「ベーシックインカム」なんて幻想でしかない(東洋経済オンライン)



10/13(土) 15:00配信

東洋経済オンライン

 生活に必要な最低限の現金を全国民に無条件で支給する「ベーシックインカム」(BI)が注目されている。しかし、BIは巨額の財源を必要とするだけでなく、制度設計によっては低所得者に不利な逆進的政策ともなりかねない。またアメリカでは「連邦政府が全国民の雇用を保障する」という政策案が左派の間で支持を集めているが、連邦政府の財政は逼迫しており、これも現実的でない。

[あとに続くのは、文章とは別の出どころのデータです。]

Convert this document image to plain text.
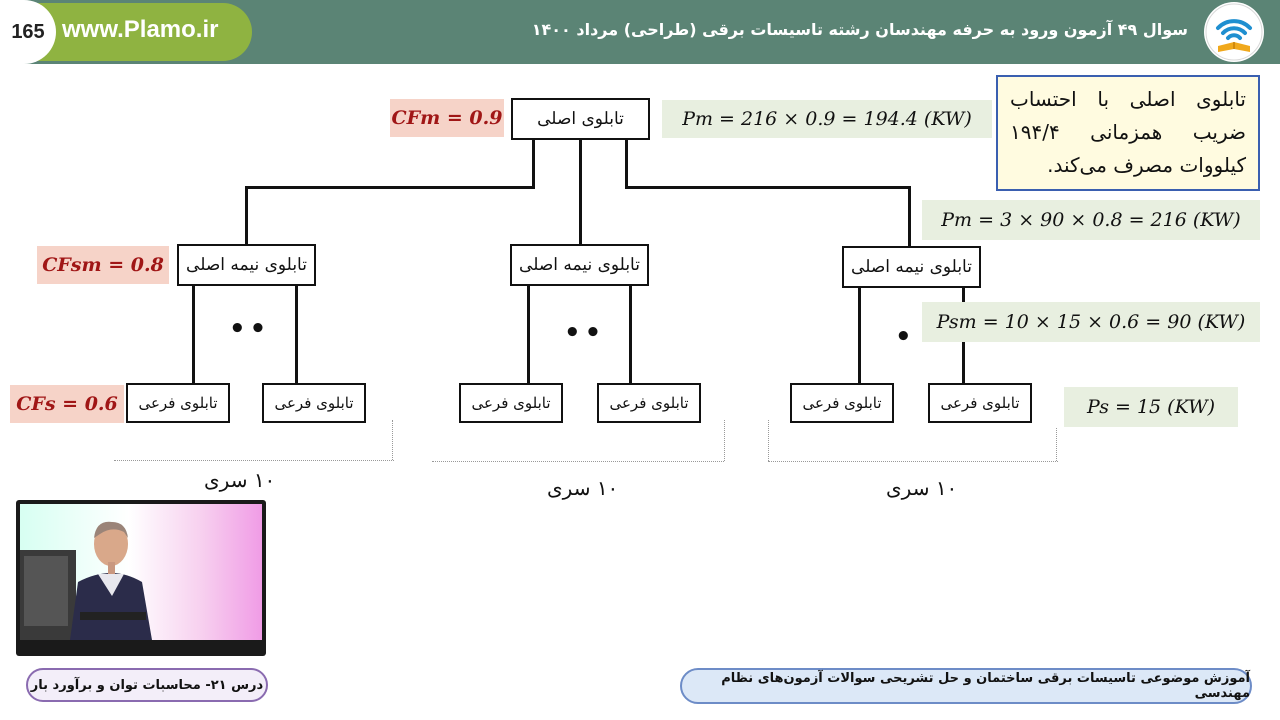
165 www.Plamo.ir	سوال ۴۹ آزمون ورود به حرفه مهندسان رشته تاسیسات برقی (طراحی) مرداد ۱۴۰۰
تابلوی اصلی
تابلوی نیمه اصلی	تابلوی نیمه اصلی	تابلوی نیمه اصلی
••	••	•
تابلوی فرعی	تابلوی فرعی	تابلوی فرعی	تابلوی فرعی	تابلوی فرعی	تابلوی فرعی
۱۰ سری	۱۰ سری	۱۰ سری
CFm = 0.9
CFsm = 0.8
CFs = 0.6
Pm = 216 × 0.9 = 194.4 (KW)
Pm = 3 × 90 × 0.8 = 216 (KW)
Psm = 10 × 15 × 0.6 = 90 (KW)
Ps = 15 (KW)
تابلوی اصلی با احتساب ضریب همزمانی ۱۹۴/۴ کیلووات مصرف می‌کند.
درس ۲۱- محاسبات توان و برآورد بار	آموزش موضوعی تاسیسات برقی ساختمان و حل تشریحی سوالات آزمون‌های نظام مهندسی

 雇用にとっての本当の問題とは実は量ではなく、質だ。まともに生活できる収入が得られるかどうかが問題になっているのである。OECD(経済協力開発機構)によると、2007~17年にすべての先進国で低賃金の仕事が増加し、実質賃金は停滞、会社員の福利厚生も減少した。

■このままでは所得格差は拡大するばかり

 リーマンショック以降、アメリカの雇用は(両端が大きい)ダンベル状に拡大してきた。片方ではSTEM(科学、技術、工学、数学)分野を軸に高スキル・高収入の求人が増加し、240万人もの人材不足を抱える。しかし、その対極では「ギグエコノミー」と呼ばれる非正規雇用が経済全体の3倍のスピードで拡大し、まともに暮らしていけない人が増えている。

 生産性の伸びは以前ほど賃金の上昇にはつながらなくなっており、政策を転換しなければ、所得格差は一段と悪化する。まっとうな生活を最低限可能にするためには「生活賃金」を保障する政策が不可欠だ。アメリカは今すぐにでも次の3つの対策を講じることができる。

 まず最低賃金を大幅に引き上げ、次に勤労所得税額控除(EITC)を拡充し、生活費と物価上昇率に対応させる。そして給付申請を簡素化し受給漏れを減らすのだ。

 当然、これらはパートや非正規もカバーするものとしなければならない。こうした対策を組み合わせれば、仕事を掛け持ちしている人も含め、実質的にフルタイムで働いている人が貧困にさらされ続けるといった事態は防げるだろう。

 現在、カリフォルニア州の最低賃金はサンフランシスコで時給15ドルだが、マサチューセッツ工科大学が開発したサイト「MIT生活賃金計算機」によれば、子ども1人の共働き世帯が最低限必要な収入を得るには最低でも21ドルが必要だ(一人親世帯は39ドル)。